Oireachtas Joint and Select Committees

Wednesday, 25 January 2023

Joint Oireachtas Committee on Social Protection

General Scheme of the Automatic Enrolment Retirement Savings System Bill: Discussion (Resumed)

Photo of Marc Ó CathasaighMarc Ó Cathasaigh (Waterford, Green Party) | Oireachtas source

I will pose a few questions of my own. I thank IBEC for the opening presentation and the more in-depth submission, which I found very readable and comprehensible. The format used was very helpful to me.

I will touch on that last point regarding increasing labour market costs first. I have a degree of sympathy as there have been a lot of changes with regard to labour market costs. The new bank holiday this year is one IBEC did not list. I have a certain sympathy although, in my opinion, all of those interventions were merited and worthwhile. I know the witnesses are speaking about smaller employers who do not necessarily have an office of ten people dedicated to this type of paperwork and I take the point that this will involve a lot of heavy lifting for them. Phasing the contributions in over a period of time and going from 1.5% to 3%, 4.5% and then 6% over the course of a decade does give the necessary lead-in time and breathing space for all of us to assess the impact it is having on employers with regard to their labour market costs. That is built in but I hear the request for employers to be given enough line of sight. We have heard that from a number of sources.

I will touch on that threshold of €80,000. It is interesting and this touches on what Deputy Ó Cuív was talking about. The top-up effectively amounts to tax relief of 25%. The witnesses have said that using a top-up rather than tax relief complicates or confuses matters. The committee has heard evidence that people understand the top-up better and that we are more likely to get buy-in in this way. The saving scheme that was there a couple of decades ago is a real case in point in that regard. People really understood the top-up. I believe they understand it a lot better than they understand tax relief.

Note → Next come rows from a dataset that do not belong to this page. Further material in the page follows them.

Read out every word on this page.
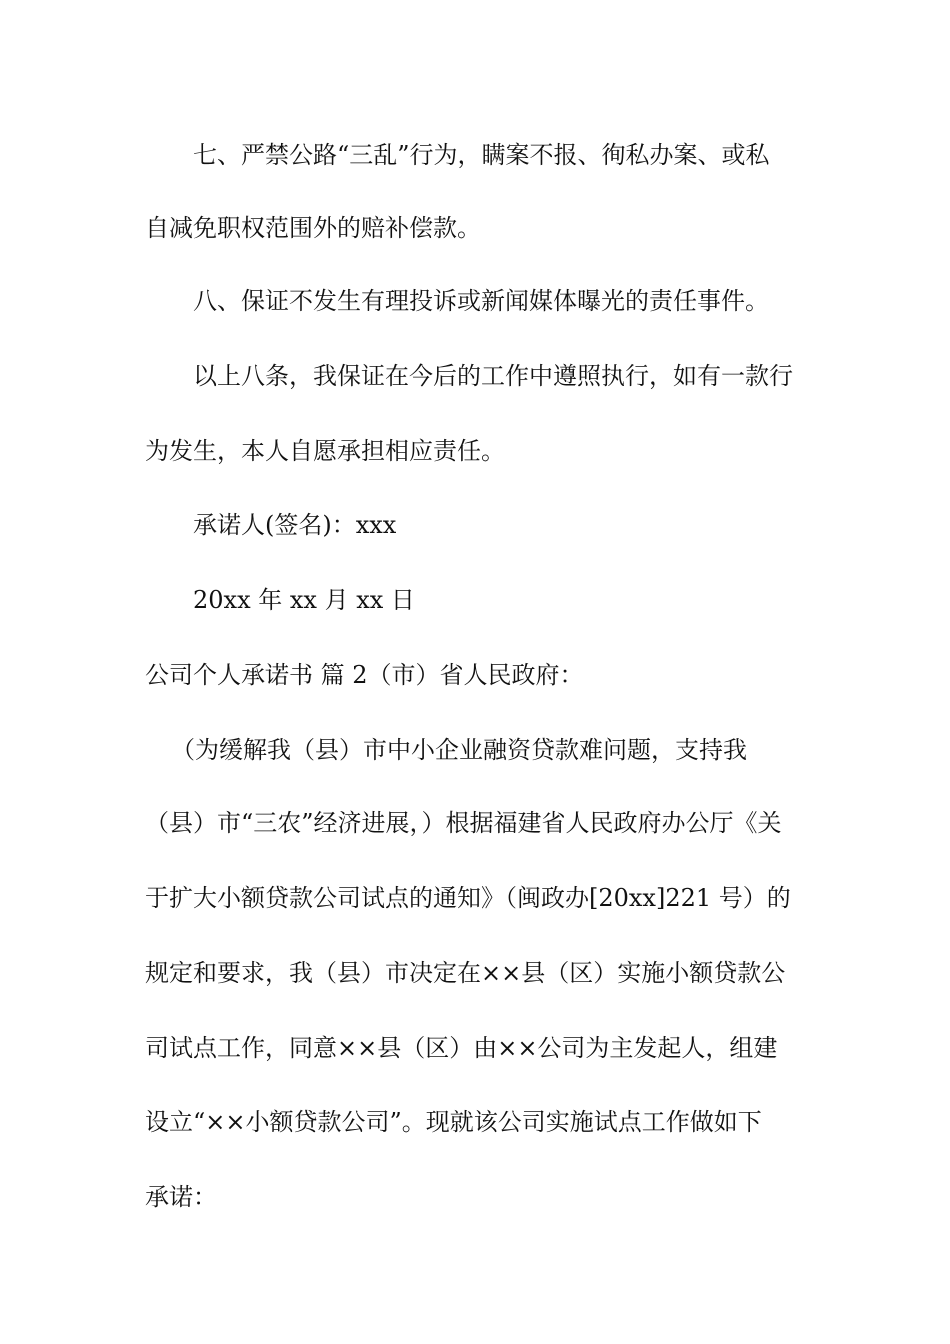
七、严禁公路“三乱”行为，瞒案不报、徇私办案、或私
自减免职权范围外的赔补偿款。
八、保证不发生有理投诉或新闻媒体曝光的责任事件。
以上八条，我保证在今后的工作中遵照执行，如有一款行
为发生，本人自愿承担相应责任。
承诺人(签名)：xxx
20xx 年 xx 月 xx 日
公司个人承诺书 篇 2（市）省人民政府：
（为缓解我（县）市中小企业融资贷款难问题，支持我
（县）市“三农”经济进展，）根据福建省人民政府办公厅《关
于扩大小额贷款公司试点的通知》（闽政办[20xx]221 号）的
规定和要求，我（县）市决定在××县（区）实施小额贷款公
司试点工作，同意××县（区）由××公司为主发起人，组建
设立“××小额贷款公司”。现就该公司实施试点工作做如下
承诺：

On the point that the threshold of €80,000 is too high, do we have an idea of the expected penetration of auto-enrolment? When a couple earns above €49,000, they will pay tax at the 40% rate. If paying tax at that rate, you are 15% better off if you step out of auto-enrolment and into a contributory model. When it is said that we should lower that threshold, I wonder how many people we would actually be taking out of the net because I believe people will migrate fairly quickly once they are earning above a certain level of income. They will migrate to an occupational pension or something similar that will offer them better terms and conditions. Will the witnesses comment on that?

There has been a lot of repetition in different submissions. The point about Revenue is interesting. In a couple of the submissions, we have seen that question of whether we should have a CPA or whether it would be better for Revenue to step in. This committee would do well to investigate the implications of that in more detail. Something I have not seen in any of the other submissions is the communication and information piece outlined in the longer IBEC submission. It says that, given that employers and trade unions have a specific interest in auto-enrolment, it is important that they have an explicit role in the system. It suggests that the Labour Employer Economic Forum, LEEF, is the appropriate forum for that. I want to give the witnesses a chance to expand on that because I have not seen it suggested elsewhere.